O Guarda-chuva

Começou quando ela ainda era pequenininha. Chovia forte. Ela estava no quintal, desprotegida, ensopada, com frio e medo. Sua mãe chegou com um guarda-chuva e a protegeu do temporal.
Funcionou. A partir dali, sempre que via o tempo nublar, cobria-se com seu guarda-chuva. E nunca mais temeu nuvens negras.
Quando já mocinha e cansada de queimar-se de sol, resolveu também usar o guarda-chuva em dias de céu claro. 
Funcionou. A pele nunca mais ardeu. Passou a usar o guarda-chuvas aonde quer que fosse, fizesse o tempo que fizesse. E nunca mais teve medo da chuva, nem do sol.
Já era quase mulher quando passou a usar o guarda-chuva na porta do seu quarto, toda vez que se desentendia com os pais. No princípio, eles estranharam.
Mas, funcionou. Os pais acharam que era um sinal, um código talvez. E nunca mais a incomodaram.
Anos depois, quando finalmente saiu de casa e mudou-se para um apartamento (um lugar só seu, finalmente!), ela conheceu os problemas de ter vizinhos, porteiros, zelador...
A partir de então, só saía de casa com seu guarda-chuva. Se ela estivesse no elevador e algum desavisado por ali puxasse assunto, abria logo seu guarda-chuva e ficava quieta num cantinho.
Funcionou. Jamais foi importunada por conversas inoportunas.
Vendo que o guarda-chuva era útil também contra gente, passou a usa-lo também no trabalho. Cobranças do chefe, desentendimento com o gerente, cliente chato? Bastava abrir o guarda-chuva e pronto.
Funcionava. Ainda que alguns a chamassem de louca, deixavam-na em paz. Não havia chuva, sol, parentes ou pessoas que a deixassem com medo, desde que tivesse seu guarda-chuva.

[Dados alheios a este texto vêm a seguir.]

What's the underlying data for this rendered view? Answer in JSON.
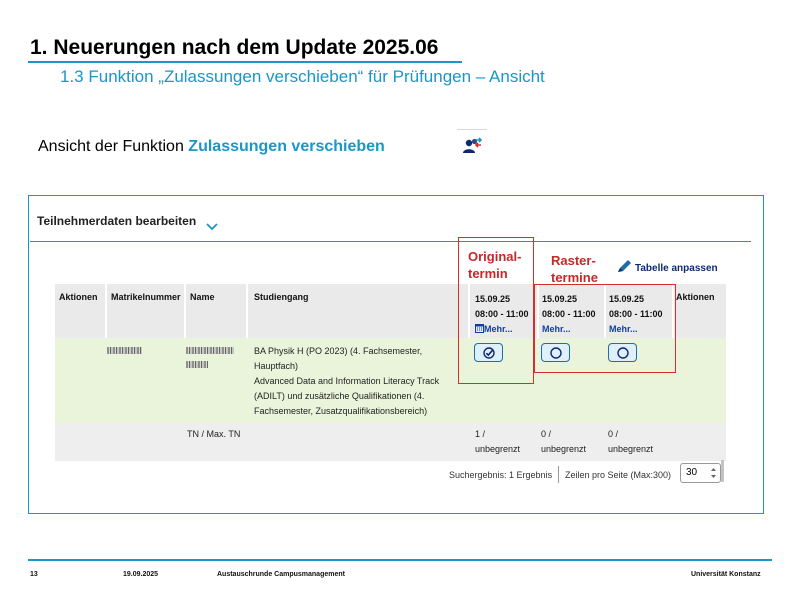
{
  "slide": {
    "title": "1. Neuerungen nach dem Update 2025.06",
    "subtitle": "1.3 Funktion „Zulassungen verschieben“ für Prüfungen – Ansicht",
    "intro_prefix": "Ansicht der Funktion ",
    "intro_highlight": "Zulassungen verschieben",
    "accent_color": "#1a96c8",
    "shift_icon": "user-shift-icon"
  },
  "panel": {
    "header": "Teilnehmerdaten bearbeiten",
    "adjust_table_label": "Tabelle anpassen",
    "annotations": {
      "original_line1": "Original-",
      "original_line2": "termin",
      "raster_line1": "Raster-",
      "raster_line2": "termine",
      "color": "#c62828"
    },
    "table": {
      "columns": {
        "actions": "Aktionen",
        "matrikel": "Matrikelnummer",
        "name": "Name",
        "program": "Studiengang",
        "actions_right": "Aktionen"
      },
      "date_columns": [
        {
          "date": "15.09.25",
          "time": "08:00 - 11:00",
          "more": "Mehr...",
          "icon": "calendar-icon",
          "selected": true
        },
        {
          "date": "15.09.25",
          "time": "08:00 - 11:00",
          "more": "Mehr...",
          "selected": false
        },
        {
          "date": "15.09.25",
          "time": "08:00 - 11:00",
          "more": "Mehr...",
          "selected": false
        }
      ],
      "row": {
        "program_lines": [
          "BA Physik H (PO 2023) (4. Fachsemester,",
          "Hauptfach)",
          "Advanced Data and Information Literacy Track",
          "(ADILT) und zusätzliche Qualifikationen (4.",
          "Fachsemester, Zusatzqualifikationsbereich)"
        ]
      },
      "footer": {
        "label": "TN / Max. TN",
        "counts": [
          {
            "line1": "1 /",
            "line2": "unbegrenzt"
          },
          {
            "line1": "0 /",
            "line2": "unbegrenzt"
          },
          {
            "line1": "0 /",
            "line2": "unbegrenzt"
          }
        ]
      }
    },
    "pagination": {
      "result_info": "Suchergebnis: 1 Ergebnis",
      "per_page_label": "Zeilen pro Seite (Max:300)",
      "per_page_value": "30"
    }
  },
  "footer": {
    "page": "13",
    "date": "19.09.2025",
    "event": "Austauschrunde Campusmanagement",
    "org": "Universität Konstanz"
  }
}
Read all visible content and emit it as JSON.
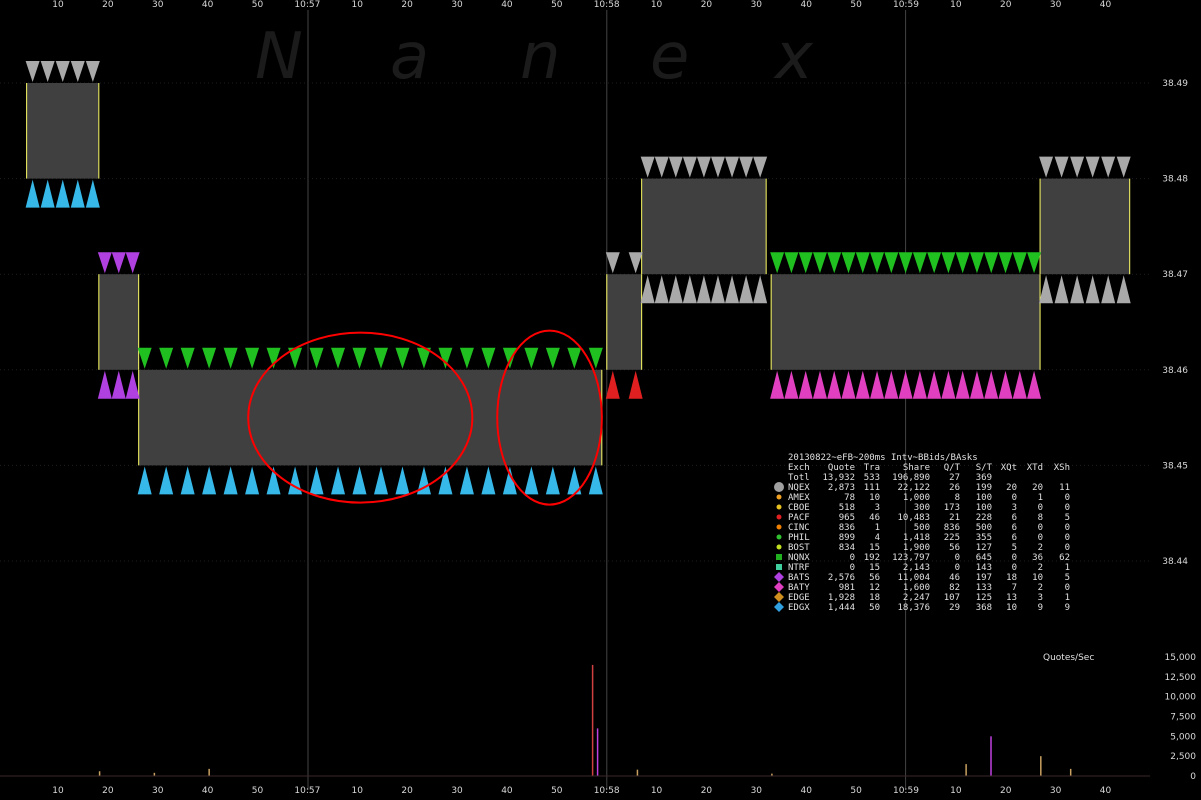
{
  "watermark": [
    "N",
    "a",
    "n",
    "e",
    "x"
  ],
  "colors": {
    "background": "#000000",
    "grid": "#1e1e1e",
    "spread_fill": "#404040",
    "bid_marker": "#36b8e8",
    "ask_marker": "#a9a9a9",
    "annotation": "#ff0000",
    "trade_line": "#ffff66"
  },
  "chart_data": {
    "type": "area",
    "title": "20130822~eFB~200ms Intv~BBids/BAsks",
    "x_time_labels": [
      "10:57",
      "10:58",
      "10:59"
    ],
    "x_second_labels": [
      "10",
      "20",
      "30",
      "40",
      "50",
      "10:57",
      "10",
      "20",
      "30",
      "40",
      "50",
      "10:58",
      "10",
      "20",
      "30",
      "40",
      "50",
      "10:59",
      "10",
      "20",
      "30",
      "40"
    ],
    "y_price_ticks": [
      "38.49",
      "38.48",
      "38.47",
      "38.46",
      "38.45",
      "38.44"
    ],
    "ylim": [
      38.43,
      38.5
    ],
    "nbbo": [
      {
        "t": "10:56:03.5",
        "t_end": "10:56:18",
        "bid": 38.48,
        "ask": 38.49
      },
      {
        "t": "10:56:18",
        "t_end": "10:56:26",
        "bid": 38.46,
        "ask": 38.47
      },
      {
        "t": "10:56:26",
        "t_end": "10:57:59",
        "bid": 38.45,
        "ask": 38.46
      },
      {
        "t": "10:58:00",
        "t_end": "10:58:07",
        "bid": 38.46,
        "ask": 38.47
      },
      {
        "t": "10:58:07",
        "t_end": "10:58:32",
        "bid": 38.47,
        "ask": 38.48
      },
      {
        "t": "10:58:33",
        "t_end": "10:59:27",
        "bid": 38.46,
        "ask": 38.47
      },
      {
        "t": "10:59:27",
        "t_end": "10:59:45",
        "bid": 38.47,
        "ask": 38.48
      }
    ],
    "volume_panel": {
      "label": "Quotes/Sec",
      "y_ticks": [
        "15,000",
        "12,500",
        "10,000",
        "7,500",
        "5,000",
        "2,500",
        "0"
      ],
      "ylim": [
        0,
        15000
      ],
      "bars": [
        {
          "t": "10:56:18",
          "v": 600
        },
        {
          "t": "10:56:29",
          "v": 400
        },
        {
          "t": "10:56:40",
          "v": 900
        },
        {
          "t": "10:57:57",
          "v": 14000
        },
        {
          "t": "10:57:58",
          "v": 6000
        },
        {
          "t": "10:58:06",
          "v": 800
        },
        {
          "t": "10:58:33",
          "v": 300
        },
        {
          "t": "10:59:17",
          "v": 5000
        },
        {
          "t": "10:59:12",
          "v": 1500
        },
        {
          "t": "10:59:27",
          "v": 2500
        },
        {
          "t": "10:59:33",
          "v": 900
        }
      ]
    },
    "table": {
      "headers": [
        "Exch",
        "Quote",
        "Tra",
        "Share",
        "Q/T",
        "S/T",
        "XQt",
        "XTd",
        "XSh"
      ],
      "total": [
        "Totl",
        "13,932",
        "533",
        "196,890",
        "27",
        "369",
        "",
        "",
        ""
      ],
      "rows": [
        {
          "cells": [
            "NQEX",
            "2,873",
            "111",
            "22,122",
            "26",
            "199",
            "20",
            "20",
            "11"
          ],
          "color": "#a0a0a0",
          "marker": "circle-big"
        },
        {
          "cells": [
            "AMEX",
            "78",
            "10",
            "1,000",
            "8",
            "100",
            "0",
            "1",
            "0"
          ],
          "color": "#f0a020",
          "marker": "dot"
        },
        {
          "cells": [
            "CBOE",
            "518",
            "3",
            "300",
            "173",
            "100",
            "3",
            "0",
            "0"
          ],
          "color": "#e8c020",
          "marker": "dot"
        },
        {
          "cells": [
            "PACF",
            "965",
            "46",
            "10,483",
            "21",
            "228",
            "6",
            "8",
            "5"
          ],
          "color": "#e02020",
          "marker": "dot"
        },
        {
          "cells": [
            "CINC",
            "836",
            "1",
            "500",
            "836",
            "500",
            "6",
            "0",
            "0"
          ],
          "color": "#f08000",
          "marker": "dot"
        },
        {
          "cells": [
            "PHIL",
            "899",
            "4",
            "1,418",
            "225",
            "355",
            "6",
            "0",
            "0"
          ],
          "color": "#30c030",
          "marker": "dot"
        },
        {
          "cells": [
            "BOST",
            "834",
            "15",
            "1,900",
            "56",
            "127",
            "5",
            "2",
            "0"
          ],
          "color": "#c0e020",
          "marker": "dot"
        },
        {
          "cells": [
            "NQNX",
            "0",
            "192",
            "123,797",
            "0",
            "645",
            "0",
            "36",
            "62"
          ],
          "color": "#20b020",
          "marker": "square"
        },
        {
          "cells": [
            "NTRF",
            "0",
            "15",
            "2,143",
            "0",
            "143",
            "0",
            "2",
            "1"
          ],
          "color": "#40d0a0",
          "marker": "square"
        },
        {
          "cells": [
            "BATS",
            "2,576",
            "56",
            "11,004",
            "46",
            "197",
            "18",
            "10",
            "5"
          ],
          "color": "#b040e0",
          "marker": "diamond"
        },
        {
          "cells": [
            "BATY",
            "981",
            "12",
            "1,600",
            "82",
            "133",
            "7",
            "2",
            "0"
          ],
          "color": "#e040c0",
          "marker": "diamond"
        },
        {
          "cells": [
            "EDGE",
            "1,928",
            "18",
            "2,247",
            "107",
            "125",
            "13",
            "3",
            "1"
          ],
          "color": "#d09020",
          "marker": "diamond"
        },
        {
          "cells": [
            "EDGX",
            "1,444",
            "50",
            "18,376",
            "29",
            "368",
            "10",
            "9",
            "9"
          ],
          "color": "#30a0e0",
          "marker": "diamond"
        }
      ]
    },
    "annotations": [
      {
        "shape": "ellipse",
        "from": "10:56:48",
        "to": "10:57:33",
        "bid": 38.45,
        "ask": 38.46
      },
      {
        "shape": "ellipse",
        "from": "10:57:38",
        "to": "10:57:59",
        "bid": 38.45,
        "ask": 38.46
      }
    ]
  }
}
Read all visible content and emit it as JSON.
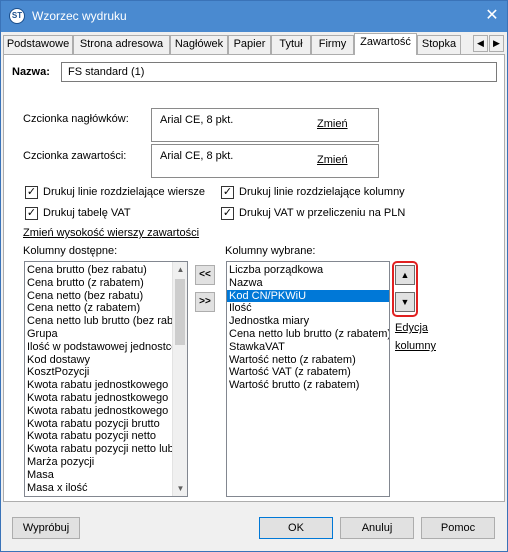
{
  "window": {
    "title": "Wzorzec wydruku",
    "icon": "app-logo-icon"
  },
  "tabs": [
    {
      "label": "Podstawowe"
    },
    {
      "label": "Strona adresowa"
    },
    {
      "label": "Nagłówek"
    },
    {
      "label": "Papier"
    },
    {
      "label": "Tytuł"
    },
    {
      "label": "Firmy"
    },
    {
      "label": "Zawartość"
    },
    {
      "label": "Stopka"
    }
  ],
  "active_tab": "Zawartość",
  "name": {
    "label": "Nazwa:",
    "value": "FS standard (1)"
  },
  "header_font": {
    "label": "Czcionka nagłówków:",
    "value": "Arial CE, 8 pkt.",
    "change_link": "Zmień"
  },
  "content_font": {
    "label": "Czcionka zawartości:",
    "value": "Arial CE, 8 pkt.",
    "change_link": "Zmień"
  },
  "checkboxes": {
    "row_lines": {
      "label": "Drukuj linie rozdzielające wiersze",
      "checked": "✓"
    },
    "col_lines": {
      "label": "Drukuj linie rozdzielające kolumny",
      "checked": "✓"
    },
    "vat_table": {
      "label": "Drukuj tabelę VAT",
      "checked": "✓"
    },
    "vat_pln": {
      "label": "Drukuj VAT w przeliczeniu na PLN",
      "checked": "✓"
    }
  },
  "row_height_link": "Zmień wysokość wierszy zawartości",
  "available_columns": {
    "label": "Kolumny dostępne:",
    "items": [
      "Cena brutto (bez rabatu)",
      "Cena brutto (z rabatem)",
      "Cena netto (bez rabatu)",
      "Cena netto (z rabatem)",
      "Cena netto lub brutto (bez rabatu)",
      "Grupa",
      "Ilość w podstawowej jednostce",
      "Kod dostawy",
      "KosztPozycji",
      "Kwota rabatu jednostkowego",
      "Kwota rabatu jednostkowego",
      "Kwota rabatu jednostkowego",
      "Kwota rabatu pozycji brutto",
      "Kwota rabatu pozycji netto",
      "Kwota rabatu pozycji netto lub",
      "Marża pozycji",
      "Masa",
      "Masa x ilość"
    ]
  },
  "move_buttons": {
    "remove": "<<",
    "add": ">>"
  },
  "selected_columns": {
    "label": "Kolumny wybrane:",
    "items": [
      "Liczba porządkowa",
      "Nazwa",
      "Kod CN/PKWiU",
      "Ilość",
      "Jednostka miary",
      "Cena netto lub brutto (z rabatem)",
      "StawkaVAT",
      "Wartość netto (z rabatem)",
      "Wartość VAT (z rabatem)",
      "Wartość brutto (z rabatem)"
    ],
    "selected_item": "Kod CN/PKWiU"
  },
  "order_buttons": {
    "up_icon": "arrow-up-icon",
    "down_icon": "arrow-down-icon"
  },
  "edit_column_link": {
    "line1": "Edycja",
    "line2": "kolumny"
  },
  "footer": {
    "try_button": "Wypróbuj",
    "ok_button": "OK",
    "cancel_button": "Anuluj",
    "help_button": "Pomoc"
  },
  "colors": {
    "titlebar": "#4a8ad0",
    "selection": "#0078d7",
    "highlight": "#e02020"
  }
}
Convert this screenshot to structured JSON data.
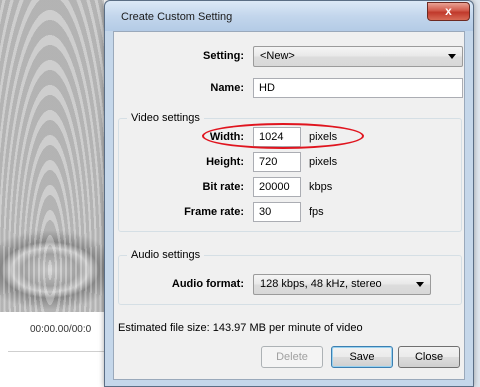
{
  "background": {
    "timecode": "00:00.00/00:0"
  },
  "dialog": {
    "title": "Create Custom Setting",
    "close_label": "x",
    "setting_label": "Setting:",
    "setting_value": "<New>",
    "name_label": "Name:",
    "name_value": "HD",
    "video_group_title": "Video settings",
    "width_label": "Width:",
    "width_value": "1024",
    "width_unit": "pixels",
    "height_label": "Height:",
    "height_value": "720",
    "height_unit": "pixels",
    "bitrate_label": "Bit rate:",
    "bitrate_value": "20000",
    "bitrate_unit": "kbps",
    "framerate_label": "Frame rate:",
    "framerate_value": "30",
    "framerate_unit": "fps",
    "audio_group_title": "Audio settings",
    "audio_format_label": "Audio format:",
    "audio_format_value": "128 kbps, 48 kHz, stereo",
    "estimate_text": "Estimated file size: 143.97 MB per minute of video",
    "delete_label": "Delete",
    "save_label": "Save",
    "close_button_label": "Close"
  },
  "colors": {
    "highlight": "#e0141e",
    "title_bar": "#c3d6ec"
  }
}
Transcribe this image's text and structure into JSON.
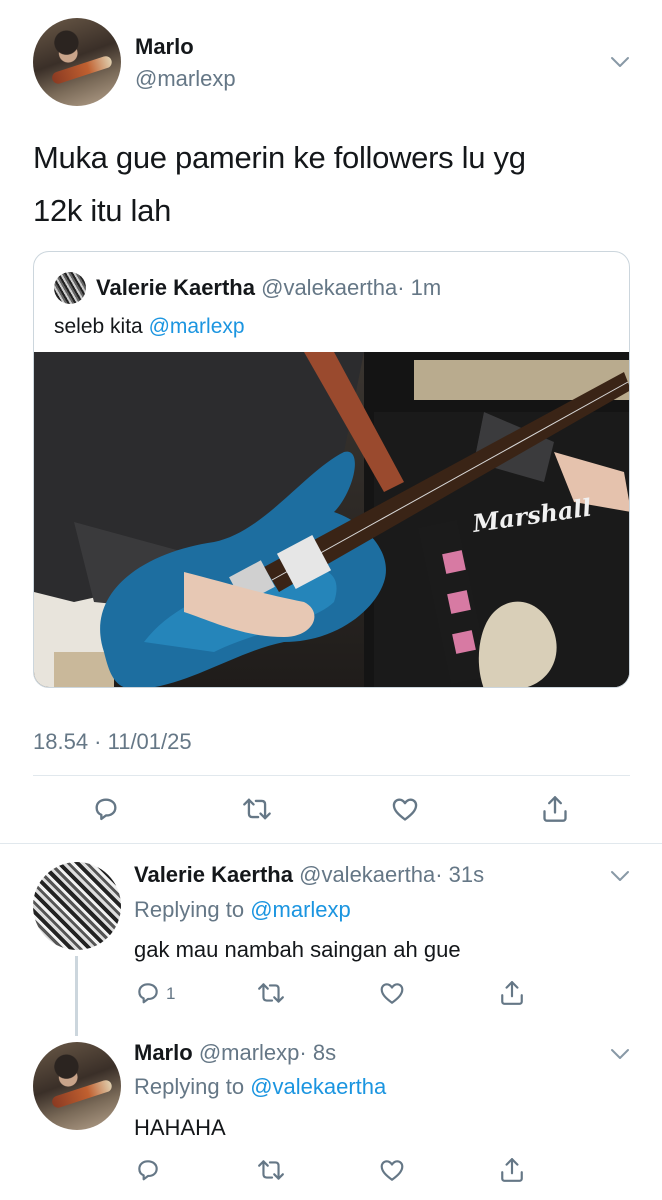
{
  "main_tweet": {
    "name": "Marlo",
    "handle": "@marlexp",
    "text_line1": "Muka gue pamerin ke followers lu yg",
    "text_line2": "12k itu lah",
    "timestamp": "18.54 · 11/01/25"
  },
  "quoted_tweet": {
    "name": "Valerie Kaertha",
    "handle": "@valekaertha",
    "time": "· 1m",
    "text_prefix": "seleb kita ",
    "mention": "@marlexp",
    "image_sign": "Marshall"
  },
  "replies": [
    {
      "name": "Valerie Kaertha",
      "handle": "@valekaertha",
      "time": "· 31s",
      "replying_prefix": "Replying to ",
      "replying_to": "@marlexp",
      "text": "gak mau nambah saingan ah gue",
      "reply_count": "1"
    },
    {
      "name": "Marlo",
      "handle": "@marlexp",
      "time": "· 8s",
      "replying_prefix": "Replying to ",
      "replying_to": "@valekaertha",
      "text": "HAHAHA",
      "reply_count": ""
    }
  ],
  "colors": {
    "link": "#1b95e0",
    "secondary_text": "#657786",
    "border": "#e1e8ed"
  },
  "icons": [
    "chevron-down-icon",
    "reply-icon",
    "retweet-icon",
    "like-icon",
    "share-icon"
  ]
}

Até que... um dia, ela conheceu ele. Foram tantas as promessas de felicidade e juras de amor eterno que, por um tempo, ela chegou a acreditar que era, de fato, feliz. Mas então, ele a deixou. Ela se sentiu de novo com frio, com medo e desprotegida...
Decidiu, então, usar seu guarda-chuva toda vez que seu coração insistisse em bater mais forte por alguém.
Funcionou?
Ali, em seu abrigo, nunca mais experimentou a dor do abandono. E nunca mais chegou a acreditar que era, de fato, feliz...
Certo dia ela pensou (como a mente vai longe!) no que escreveriam em sua lápide, quando partisse:
“Não tomou chuva, nem sol. Não brigou com ninguém. Nem sorriu com alguém. Não sofreu por amor, pois não amou.”
Naquele dia, mesmo com medo e desprotegida, jogou fora seu guarda-chuva.